Beispiel einer BOS-Leitstelle für Feuerwehr und Rettungsdienst Bildquelle: Fenchel
Ein langer Weg von der Idee bis zur Frequenzzuteilung
In Deutschland ist die Idee, mit regionalen Versorgern regionale Netze aufzubauen und zu betreiben, bereits seit dem Jahr 2016 in der Umsetzung. In den Folgejahren zog die Änderung des Frequenzplans eine längere politische Diskussion nach sich. So meldeten auch die Behörden und Organisationen mit Sicherheitsaufgaben (BOS) – also die "Blaulichtorganisationen" – Ansprüche für die Nutzung dieser Frequenzen an.

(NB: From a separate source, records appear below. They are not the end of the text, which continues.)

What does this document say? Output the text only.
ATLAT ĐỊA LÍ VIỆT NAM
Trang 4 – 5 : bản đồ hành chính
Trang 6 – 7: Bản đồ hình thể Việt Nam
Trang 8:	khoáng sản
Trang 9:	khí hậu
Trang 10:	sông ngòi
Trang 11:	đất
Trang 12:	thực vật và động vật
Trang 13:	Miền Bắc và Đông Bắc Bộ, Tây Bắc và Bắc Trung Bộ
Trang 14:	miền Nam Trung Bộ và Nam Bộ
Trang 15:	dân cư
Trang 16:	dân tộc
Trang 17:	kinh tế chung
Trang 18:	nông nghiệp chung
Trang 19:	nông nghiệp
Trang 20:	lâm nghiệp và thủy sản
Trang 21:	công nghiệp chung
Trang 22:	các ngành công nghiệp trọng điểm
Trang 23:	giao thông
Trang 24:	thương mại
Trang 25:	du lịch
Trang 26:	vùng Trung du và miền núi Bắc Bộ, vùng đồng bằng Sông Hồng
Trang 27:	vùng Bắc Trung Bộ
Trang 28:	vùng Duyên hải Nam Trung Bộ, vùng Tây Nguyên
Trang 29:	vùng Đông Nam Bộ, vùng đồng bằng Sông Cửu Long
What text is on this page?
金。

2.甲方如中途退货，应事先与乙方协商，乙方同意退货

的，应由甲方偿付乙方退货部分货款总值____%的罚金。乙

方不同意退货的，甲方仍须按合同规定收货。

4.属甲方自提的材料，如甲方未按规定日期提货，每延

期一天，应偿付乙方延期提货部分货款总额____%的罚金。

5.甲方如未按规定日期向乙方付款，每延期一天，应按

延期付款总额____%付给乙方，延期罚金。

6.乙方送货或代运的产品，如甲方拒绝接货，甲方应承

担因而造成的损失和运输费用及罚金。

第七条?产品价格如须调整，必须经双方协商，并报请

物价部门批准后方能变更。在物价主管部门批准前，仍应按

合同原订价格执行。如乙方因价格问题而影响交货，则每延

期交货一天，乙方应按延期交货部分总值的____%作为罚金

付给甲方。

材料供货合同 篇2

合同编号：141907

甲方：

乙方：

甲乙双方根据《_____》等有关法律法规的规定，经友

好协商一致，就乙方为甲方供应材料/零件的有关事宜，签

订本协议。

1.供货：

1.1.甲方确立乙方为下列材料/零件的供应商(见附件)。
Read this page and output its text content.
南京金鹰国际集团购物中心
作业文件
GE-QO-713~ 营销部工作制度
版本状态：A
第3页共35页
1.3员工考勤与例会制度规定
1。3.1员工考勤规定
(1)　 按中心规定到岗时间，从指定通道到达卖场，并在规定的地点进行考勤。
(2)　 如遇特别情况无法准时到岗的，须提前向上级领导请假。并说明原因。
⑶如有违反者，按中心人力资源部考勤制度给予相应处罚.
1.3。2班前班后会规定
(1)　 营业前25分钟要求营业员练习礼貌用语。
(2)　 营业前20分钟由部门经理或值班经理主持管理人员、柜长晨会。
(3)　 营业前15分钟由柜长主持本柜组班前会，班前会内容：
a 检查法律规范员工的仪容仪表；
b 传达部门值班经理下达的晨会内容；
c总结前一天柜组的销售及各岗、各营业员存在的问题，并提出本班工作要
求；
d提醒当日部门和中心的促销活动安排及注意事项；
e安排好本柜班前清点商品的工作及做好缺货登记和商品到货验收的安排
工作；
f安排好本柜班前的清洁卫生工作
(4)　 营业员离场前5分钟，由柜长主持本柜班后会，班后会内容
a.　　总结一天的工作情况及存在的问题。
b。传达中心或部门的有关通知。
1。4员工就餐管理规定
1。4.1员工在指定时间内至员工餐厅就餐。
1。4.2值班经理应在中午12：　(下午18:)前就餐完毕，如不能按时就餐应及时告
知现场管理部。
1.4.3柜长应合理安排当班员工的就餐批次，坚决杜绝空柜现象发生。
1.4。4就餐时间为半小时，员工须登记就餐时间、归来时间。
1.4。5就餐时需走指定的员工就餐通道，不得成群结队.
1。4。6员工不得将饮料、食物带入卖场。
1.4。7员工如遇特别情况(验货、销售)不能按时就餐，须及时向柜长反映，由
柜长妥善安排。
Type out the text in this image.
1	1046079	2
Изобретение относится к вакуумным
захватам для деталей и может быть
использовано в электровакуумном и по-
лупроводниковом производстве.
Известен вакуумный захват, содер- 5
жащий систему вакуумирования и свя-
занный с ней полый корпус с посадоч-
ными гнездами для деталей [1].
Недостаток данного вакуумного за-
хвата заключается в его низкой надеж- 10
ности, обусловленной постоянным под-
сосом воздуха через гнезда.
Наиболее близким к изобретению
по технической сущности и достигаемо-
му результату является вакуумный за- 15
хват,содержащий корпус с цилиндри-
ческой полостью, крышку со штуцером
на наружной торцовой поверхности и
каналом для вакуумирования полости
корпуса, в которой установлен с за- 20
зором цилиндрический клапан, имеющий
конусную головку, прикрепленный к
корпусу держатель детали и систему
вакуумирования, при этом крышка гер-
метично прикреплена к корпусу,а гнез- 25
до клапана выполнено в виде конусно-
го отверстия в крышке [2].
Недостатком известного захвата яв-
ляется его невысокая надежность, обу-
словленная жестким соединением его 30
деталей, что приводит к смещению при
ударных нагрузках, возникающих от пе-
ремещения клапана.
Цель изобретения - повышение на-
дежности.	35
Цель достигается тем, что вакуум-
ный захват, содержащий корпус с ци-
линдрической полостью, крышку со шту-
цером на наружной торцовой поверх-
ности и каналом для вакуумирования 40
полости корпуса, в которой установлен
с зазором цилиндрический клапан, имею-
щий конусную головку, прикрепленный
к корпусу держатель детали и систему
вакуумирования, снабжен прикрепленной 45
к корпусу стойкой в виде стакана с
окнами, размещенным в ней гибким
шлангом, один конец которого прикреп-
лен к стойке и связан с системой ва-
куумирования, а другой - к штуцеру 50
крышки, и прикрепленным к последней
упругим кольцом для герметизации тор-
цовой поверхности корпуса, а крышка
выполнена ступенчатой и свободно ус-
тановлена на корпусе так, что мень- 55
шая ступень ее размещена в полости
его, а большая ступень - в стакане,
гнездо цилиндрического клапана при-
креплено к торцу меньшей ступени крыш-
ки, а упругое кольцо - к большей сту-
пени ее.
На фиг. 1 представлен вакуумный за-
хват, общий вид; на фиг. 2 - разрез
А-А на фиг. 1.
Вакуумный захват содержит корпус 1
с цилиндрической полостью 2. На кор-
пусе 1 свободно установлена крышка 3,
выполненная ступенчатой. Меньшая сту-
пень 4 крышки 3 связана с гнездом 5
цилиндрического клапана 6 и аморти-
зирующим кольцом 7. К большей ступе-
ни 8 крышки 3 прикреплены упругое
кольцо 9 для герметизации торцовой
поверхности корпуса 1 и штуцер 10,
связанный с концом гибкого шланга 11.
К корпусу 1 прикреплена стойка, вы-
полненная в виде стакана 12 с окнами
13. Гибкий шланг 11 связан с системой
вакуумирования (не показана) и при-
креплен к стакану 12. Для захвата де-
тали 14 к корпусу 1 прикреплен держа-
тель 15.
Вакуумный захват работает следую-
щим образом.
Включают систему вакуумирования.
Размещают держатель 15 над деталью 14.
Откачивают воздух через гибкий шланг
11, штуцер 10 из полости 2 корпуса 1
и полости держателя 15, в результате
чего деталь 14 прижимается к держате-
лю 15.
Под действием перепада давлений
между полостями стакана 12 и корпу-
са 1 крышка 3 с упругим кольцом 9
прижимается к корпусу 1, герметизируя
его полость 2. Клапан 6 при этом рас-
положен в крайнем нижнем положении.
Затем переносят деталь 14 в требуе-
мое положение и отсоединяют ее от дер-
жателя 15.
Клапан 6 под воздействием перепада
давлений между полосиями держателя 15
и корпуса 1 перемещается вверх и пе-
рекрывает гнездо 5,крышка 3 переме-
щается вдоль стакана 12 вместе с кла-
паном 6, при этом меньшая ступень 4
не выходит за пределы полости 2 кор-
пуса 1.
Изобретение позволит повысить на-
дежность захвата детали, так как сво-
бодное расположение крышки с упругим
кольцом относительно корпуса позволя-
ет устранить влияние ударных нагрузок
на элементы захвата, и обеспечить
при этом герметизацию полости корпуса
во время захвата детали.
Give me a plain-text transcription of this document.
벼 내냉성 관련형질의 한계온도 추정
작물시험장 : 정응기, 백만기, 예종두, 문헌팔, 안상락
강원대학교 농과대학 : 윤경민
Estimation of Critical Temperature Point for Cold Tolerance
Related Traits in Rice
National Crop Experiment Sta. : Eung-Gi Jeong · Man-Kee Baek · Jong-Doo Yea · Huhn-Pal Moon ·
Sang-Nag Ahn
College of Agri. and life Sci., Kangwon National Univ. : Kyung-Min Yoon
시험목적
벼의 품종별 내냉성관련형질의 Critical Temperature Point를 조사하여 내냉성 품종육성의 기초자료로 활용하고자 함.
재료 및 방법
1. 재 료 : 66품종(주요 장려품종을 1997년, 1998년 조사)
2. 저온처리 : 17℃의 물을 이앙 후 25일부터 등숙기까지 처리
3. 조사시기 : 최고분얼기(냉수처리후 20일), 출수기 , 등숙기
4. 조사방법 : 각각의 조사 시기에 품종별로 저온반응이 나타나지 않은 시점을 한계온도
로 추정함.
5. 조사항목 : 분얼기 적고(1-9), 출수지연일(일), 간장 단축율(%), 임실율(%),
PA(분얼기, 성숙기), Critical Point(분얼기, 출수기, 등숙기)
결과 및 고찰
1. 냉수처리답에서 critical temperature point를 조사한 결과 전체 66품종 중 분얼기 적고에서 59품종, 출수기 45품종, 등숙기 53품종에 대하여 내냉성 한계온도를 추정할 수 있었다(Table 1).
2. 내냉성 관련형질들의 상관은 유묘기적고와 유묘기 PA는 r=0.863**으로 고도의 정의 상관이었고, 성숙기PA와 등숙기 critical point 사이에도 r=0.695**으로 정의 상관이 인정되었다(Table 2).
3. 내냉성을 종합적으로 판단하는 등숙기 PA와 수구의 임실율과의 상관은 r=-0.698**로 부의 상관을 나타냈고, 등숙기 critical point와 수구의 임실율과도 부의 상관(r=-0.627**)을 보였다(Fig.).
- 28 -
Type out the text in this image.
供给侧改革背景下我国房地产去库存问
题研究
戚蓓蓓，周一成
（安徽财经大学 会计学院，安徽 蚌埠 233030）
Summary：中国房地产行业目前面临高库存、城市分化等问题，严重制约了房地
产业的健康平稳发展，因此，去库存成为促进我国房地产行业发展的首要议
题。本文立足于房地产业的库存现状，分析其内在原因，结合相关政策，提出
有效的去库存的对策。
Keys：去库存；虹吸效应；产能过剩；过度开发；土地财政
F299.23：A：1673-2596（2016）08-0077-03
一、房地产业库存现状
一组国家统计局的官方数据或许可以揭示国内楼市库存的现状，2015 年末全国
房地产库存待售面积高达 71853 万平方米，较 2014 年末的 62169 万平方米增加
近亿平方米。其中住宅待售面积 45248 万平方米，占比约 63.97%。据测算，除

Im November 2020 entschied die Präsidentenkammer der Bundesnetzagentur für Elektrizität, Gas, Telekommunikation, Post und Eisenbahnen (BNetzA) zu Gunsten der Betreiber kritischer Infrastrukturen. Im Vorfeld hatten die Unternehmen der Energiewirtschaft mit positiven Voten immer sehr deutlich und sehr einstimmig für die Vergabe an die Betreiber kritischer Infrastrukturen plädiert. Auch die Verbände Bundesverband der Energie- und Wasserwirtschaft e. V. (BDEW), der Verband kommunaler Unternehmen e. V. (VKU) und der Verband der Elektrotechnik Elektronik Informationstechnik e. V (VDE) sprachen sich seit langem für die Vergabe der 450-MHz-Frequenzen an die kritischen Infrastrukturen aus.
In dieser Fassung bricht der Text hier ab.